This latest legal challenge focuses on four words in the mammoth law authorizing tax credits for individuals who buy insurance through exchanges "established by the States." Thiry-six states declined to set up their own exchanges — far more than the law's backers anticipated — and in those states, consumers have been shopping for health care on exchanges run instead by the federal government. Now the D.C. Circuit Court of Appeals has ruled that these consumers are not eligible for subsidies because, well, they bought their insurance on exchanges not "established by the States."
This is a tremendously literal interpretation of a small but crucial part of the law, and it's one that was arguably never intended by its creators. The plaintiffs in these challenges have argued that the ACA always meant to exclude noncooperative states from subsidies as a way of incentivizing those states to create their own exchanges. Supporters of the law — including the Obama Administration — counter that such intent would never have made any sense in the larger context of a law aiming to expand health insurance to as many people as possible.
The challenge of sorting out original intent here is not like trying to divine the druthers of the men who drafted the Constitution. The ACA's authors are alive and well. They're still talking about the law today. They filed an amicus brief with the D.C. Circuit Court of Appeals in the case telling us exactly what they meant — and that this most definitely was not it.
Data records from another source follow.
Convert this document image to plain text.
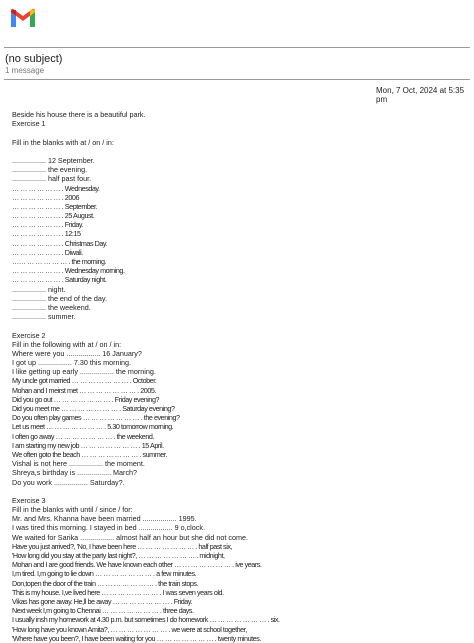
(no subject)
1 message
Mon, 7 Oct, 2024 at 5:35 pm
Beside his house there is a beautiful park.
Exercise 1
Fill in the blanks with at / on / in:
................. 12 September.
................. the evening.
................. half past four.
… … … … … … . Wednesday.
… … … … … … . 2006
… … … … … … . September.
… … … … … … . 25 August.
… … … … … … . Friday.
… … … … … … . 12:15
… … … … … … . Christmas Day.
… … … … … … . Diwali.
…… … … … … … . the morning.
… … … … … … . Wednesday morning.
… … … … … … . Saturday night.
................. night.
................. the end of the day.
................. the weekend.
................. summer.
Exercise 2
Fill in the following with at / on / in:
Where were you ................. 16 January?
I got up ................. 7.30 this morning.
I like getting up early ................. the morning.
My uncle got married … … … … … … … . October.
Mohan and I meirst met … … … … … … … . 2005.
Did you go out … … … … … … … . Friday evening?
Did you meet me … … … … … … … . Saturday evening?
Do you often play games … … … … … … … . the evening?
Let us meet … … … … … … … . 5.30 tomorrow morning.
I often go away … … … … … … … . the weekend.
I am starting my new job … … … … … … … . 15 April.
We often goto the beach … … … … … … … . summer.
Vishal is not here ................. the moment.
Shreya,s birthday is ................. March?
Do you work ................. Saturday?.
Exercise 3
Fill in the blanks with until / since / for:
Mr. and Mrs. Khanna have been married ................. 1995.
I was tired this morning. I stayed in bed ................. 9 o,clock.
We waited for Sarika ................. almost half an hour but she did not come.
Have you just arrived?, 'No, I have been here … … … … … … … . half past six,
'How long did you stay at the party last night?, … … … … … … … . midnight,
Mohan and I are good friends. We have known each other … … … … … … … . ive years.
I,m tired. I,m going to lie down … … … … … … … . a few minutes.
Don,topen the door of the train … … … … … … … . the train stops.
This is my house. I,ve lived here … … … … … … … . I was seven years old.
Vikas has gone away. He,ll be away … … … … … … … . Friday.
Next week I,m going to Chennai … … … … … … … . three days.
I usually insh my homework at 4.30 p.m. but sometimes I do homework … … … … … … … . six.
'How long have you known Amita?, … … … … … … … . we were at school together,
'Where have you been?, I have been waiting for you … … … … … … … . twenty minutes.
The brief was filed by seven Democratic members of Congress involved in writing the law, including Sen. Max Baucus (Mont.), House Minority Leader Nancy Pelosi (Calif.) and Senate Majority Leader Harry Reid (Nev.), as well as dozens of state legislators in positions of interpreting and implementing the law. Here's their own description of their intent:
Congress never intended the subsidies to be available only to individuals in state-run exchanges.
Congressional amici know from their own experience that it was never Congress’s intention that tax credits only be available to individuals who purchased insurance on state-run Exchanges. Rather, the tax credits were included in the statute to help realize the statute’s goal of affordable health insurance for all Americans and thus Congress always intended that the tax credits be available to all Americans, regardless of whether they purchased their health insurance on a state-run or federally-facilitated Exchange.
Such a provision would be illogical because it would have undermined the rest of the law.
Amici well understand, as they well understood when the legislation was under consideration in Congress and state capitals, that, without premium assistance tax credits and subsidies, the Exchanges themselves would be rendered inoperable, and, indeed, the effectiveness of other major components of the law, such as guarantees of affordable insurance for people with pre-existing health conditions and the “individual mandate” to carry insurance or pay a penalty, could be gravely jeopardized.
And it would have given the law's critics more ammo to try to destabilize it from the start.
Indeed, making the tax credits conditional on state establishment of the Exchanges would have empowered hostile state officials to undermine the core purpose of the ACA, a result that amici and the other architects of the ACA wanted to avoid, not encourage.
If Congress had meant to threaten states by withholding subsidies, states darn well would have understood that message from the beginning.
It makes no sense to think that Congress would have hidden this condition in the formula provision if it were trying to send a message to state legislators that the tax credit would not be available if their State failed to set up its own Exchange.
And state legislators would have behaved differently — which they didn't.
Indeed, some amici served in States that declined to set up their own Exchanges; had amici thought there was even a possibility that their constituents would lose access to these tax credits unless the State established its own Exchange, they would have vigorously advocated for a state-run Exchange citing this potential consequence.
Sure, the law had implementation problems. But no one at the state level thought this was one of them.
The National Governors Association (“NGA”), too, identified numerous issues associated with implementing the Exchanges, but (again) the prospect that a State’s citizens might be denied the benefits of the tax credits if the State failed to set up its own Exchange was never one of them. For example, within days of the Act’s passage, the NGA circulated an eight page, single-spaced document identifying key implementation issues for its members. Nowhere in this lengthy document was there any suggestion that the tax credits would not be available if States did not set up their own Exchanges.
That's because Congress was always clear that qualification for subsidies was dependent on income, not who on was running the exchange.
In fact, during the debates over the ACA, no one suggested, let alone explicitly stated, that a State’s citizens would lose access to the tax credits if the State failed to establish its own Exchange.
And even lawmakers who opposed the ACA recognized this during its drafting.
Finally, even ACA opponents in Congress recognized that that the only criterion that determined eligibility for the tax credits would be income. Congressman Paul Ryan, for example, asserted on March 15, 2010 that the tax credits were a “new open-ended entitlement that basically says that just about everybody in this country—people making less than $100,000, you know what, if your health care expenses exceed anywhere from 2 to 9.8 percent of your adjusted gross income, don’t worry about it, taxpayers got you covered, the government is going to subsidize the rest.”